だが、世情は大きく動きつつあった。姫が生まれて少しして、年の暮れに平清盛の娘徳子が、高倉天皇の皇子を生む。後の安徳天皇である。皇子は生後一ヶ月で東宮となった。清盛は念願の、天皇の外祖父という切符を手に入れたのである。

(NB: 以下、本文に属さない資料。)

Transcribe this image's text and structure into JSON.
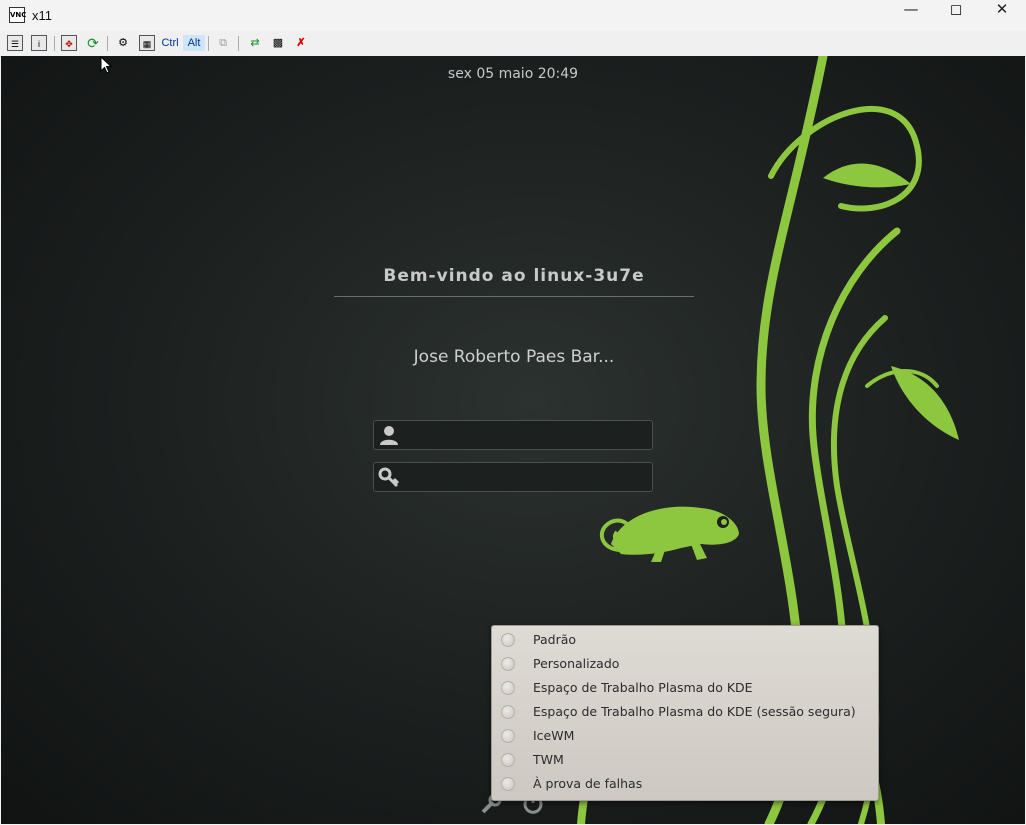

同時に平氏の治める所領国が一気に増える。今までその勢力の大半が西であったのに、関東にまで手が伸びるようになった。それに伴い、それまでの在地豪族と中央との慣例などが無視されるようになる。平家と手を結んだ豪族ばかりが優遇されるようになり、各豪族間で一触即発の空気が流れるようになったのである。
そんな頃、義時が単身伊豆山を訪れた。
「父さんが帰って来いと言ってる」
政子は耳を疑った。頼朝と顔を合わせる。
「兄が、頼朝殿には後ろ盾が必要だと、そう言っていた」
義時のその言葉に、頼朝の目が光った気がした。
「待って。そんなこと言って、頼朝殿を、姫をどうにかするつもりなんじゃないの?」
『八重姫の二の舞にはしたくない』
そう言っていた宗時の言葉が甦る。
それに対し、小四郎は首を横に振った。
「いや、今回生まれたのは姫だし、伊東家は大豪族だ。うちくらい小さければ平気だと父さんは言ってる」
「父さんたら、そんな暢気なこと言って」
政子は呆れた。
「それよりも、今、関東は荒れ始めている。平家にこのまま所領を好き勝手されるのはたまらないと、そう声高に言い出す者も増えている。源氏の再興をと願う者も増えてきた。そして、その旗印になるのは、頼朝殿しかいない」
珍しくはっきりと喋る義時に、頼朝は首を傾げた。
「小四郎、随分今日は饒舌だな」
「兄に言われたことを言ってるだけですが」
素直に答える義時に、頼朝は笑った。
「わかった。では北条に戻ろう」
政子は慌てる。
「ちょっと! そんなに簡単に決めていいの?」
ここにいれば安全なのに。眉をひそめる政子に、頼朝は穏やかな目で首を横に振った。
「時が来ればここも出なくてはならない。今がその時だ」
頼朝は立ち上がった。
「旗印か。そうだな。その為に生かされたのかもしれぬな」
その時、ぺたぺたと床を這いずり回っていた八幡姫が義時の膝に手を置いた。義時は無言で八幡を抱え上げる。すると、姫はにぱっと笑って義時の顔に手を伸ばした。
「珍しいな。八幡は人見知りをよくするのに」
「あら、小四郎はこう見えて昔から子供の面倒が得意なのよ」
政子は笑って答えた。
そうだ。あの時死ぬかも知れなかったのに生かされたのだ。この子も死なずに生まれた。だから、やはり進むしかないのだろう。